TL;DR
- 1MJPEG stands for Motion JPEG: each video frame is compressed like a separate image.
- 2It can be useful for simple browser streams, legacy integrations, and frame-by-frame inspection, but it is inefficient for long retention.
- 3For most security video, H.264 or H.265 is better for bandwidth and storage unless a specific integration requires MJPEG.
- 4MJPEG is easy to decode but expensive for storage and bandwidth.
- 5For 30-day CCTV retention, MJPEG can make a storage quote much larger than H.264 or H.265.
- 6Use the storage calculator before approving camera settings for commercial perimeter projects.
Definition
MJPEG is a video compression format that sends each frame as a separate JPEG image. It is simple and broadly compatible, but it usually uses much more bandwidth and storage than H.264 or H.265 in CCTV and perimeter-security systems.
Why it matters
MJPEG matters for security design because storage, bandwidth, and VMS compatibility decisions can change the size and cost of a 30-day retention system. Buyers comparing MJPEG vs H.264 vs H.265 should calculate retention impact before procurement.
Where you'll see it
- Legacy IP camera streams and simple browser-based video previews.
- Integrations that need individual frame access rather than interframe video prediction.
- Troubleshooting or low-complexity streams where compatibility matters more than storage efficiency.
- Legacy IP cameras, browser-compatible streams, diagnostic snapshots, and simple integrations where compression efficiency is less important than compatibility.
Common Pitfalls
- ⚠Using MJPEG for continuous 30-day CCTV retention without calculating storage impact.
- ⚠Assuming MJPEG has the same bandwidth behavior as H.264 or H.265 at the same resolution and frame rate.
- ⚠Leaving MJPEG enabled on multi-camera systems where network uplinks or NVR disks are already constrained.
- ⚠Leaving MJPEG enabled on high-resolution cameras and discovering after handover that the NVR cannot hold the required retention period.
Implementation Notes
- Use MJPEG only when the camera, VMS, browser, or integration explicitly needs frame-independent video.
- For retained surveillance footage, compare MJPEG, H.264, and H.265 in the storage calculator before selecting a stream profile.
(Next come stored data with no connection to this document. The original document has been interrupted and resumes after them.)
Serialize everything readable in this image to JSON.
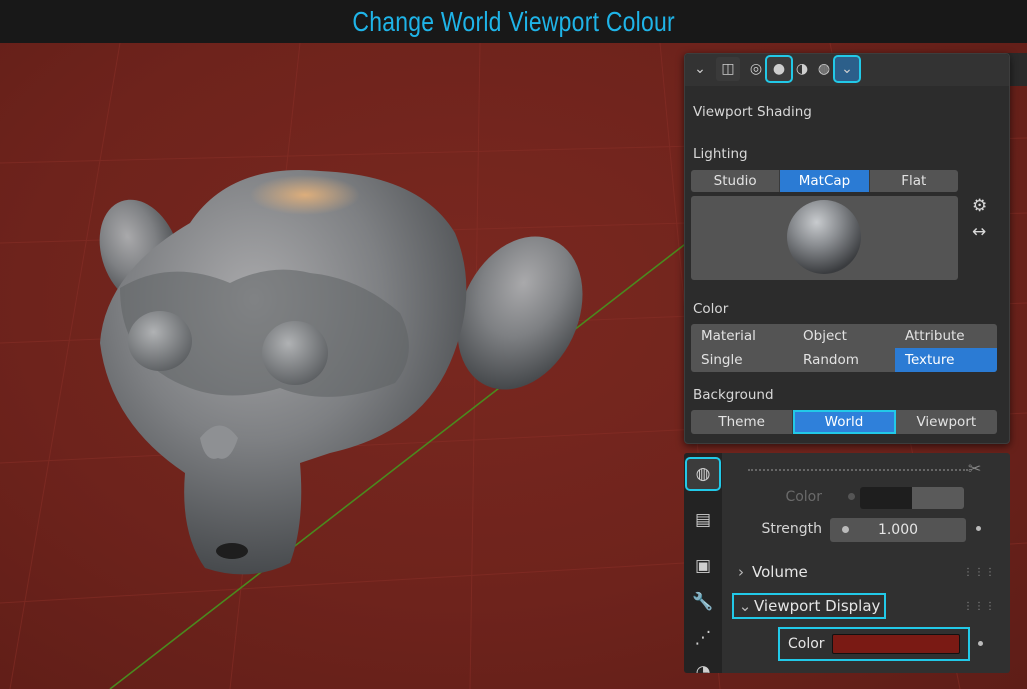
{
  "title": "Change World Viewport Colour",
  "shading_popover": {
    "header_icons": [
      "chevron-down-icon",
      "xray-icon",
      "wireframe-icon",
      "solid-icon",
      "material-preview-icon",
      "rendered-icon",
      "chevron-down-icon"
    ],
    "heading": "Viewport Shading",
    "lighting": {
      "label": "Lighting",
      "options": [
        "Studio",
        "MatCap",
        "Flat"
      ],
      "selected": "MatCap"
    },
    "color": {
      "label": "Color",
      "options": [
        "Material",
        "Object",
        "Attribute",
        "Single",
        "Random",
        "Texture"
      ],
      "selected": "Texture"
    },
    "background": {
      "label": "Background",
      "options": [
        "Theme",
        "World",
        "Viewport"
      ],
      "selected": "World"
    }
  },
  "outliner_icons": [
    "outliner-display-mode-icon",
    "filter-icon",
    "search-icon"
  ],
  "properties": {
    "tabs": [
      "world-icon",
      "collection-icon",
      "object-icon",
      "wrench-icon",
      "vertex-icon",
      "physics-icon"
    ],
    "color_label": "Color",
    "strength_label": "Strength",
    "strength_value": "1.000",
    "volume_label": "Volume",
    "viewport_display_label": "Viewport Display",
    "viewport_color_label": "Color",
    "viewport_color": "#7a1a14"
  },
  "colors": {
    "accent_blue": "#2b7bd4",
    "highlight_cyan": "#22c9e8",
    "title_cyan": "#1fb4e8",
    "viewport_background": "#6e231c"
  }
}
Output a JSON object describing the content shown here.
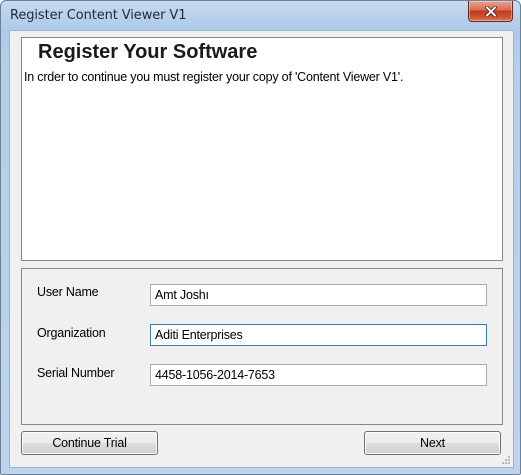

- Where MJPEG is required, lower frame rate, resolution, or retention period may be needed to stay within bandwidth and storage limits.
- For perimeter security projects, compare MJPEG, H.264, and H.265 using real bitrate samples before buying storage.
Related Terms
H.264
H.264 is a widely used video compression standard for CCTV and IP cameras. It reduces bandwidth and storage compared with frame-by-frame formats such as MJPEG while preserving practical evidence quality for live viewing, recording, and NVR retention.
H.265
H.265, also known as HEVC, is a video compression standard that can deliver similar visible quality to H.264 at lower bitrates when conditions are favorable. In CCTV, H.265 is usually considered when storage pressure or constrained bandwidth makes higher compression efficiency attractive.
CBR / VBR
CBR and VBR are bitrate control methods used by CCTV encoders and IP cameras. Constant bitrate (CBR) keeps the stream close to a fixed data rate, while variable bitrate (VBR) changes bandwidth and file size as scene complexity, motion, and compression settings change.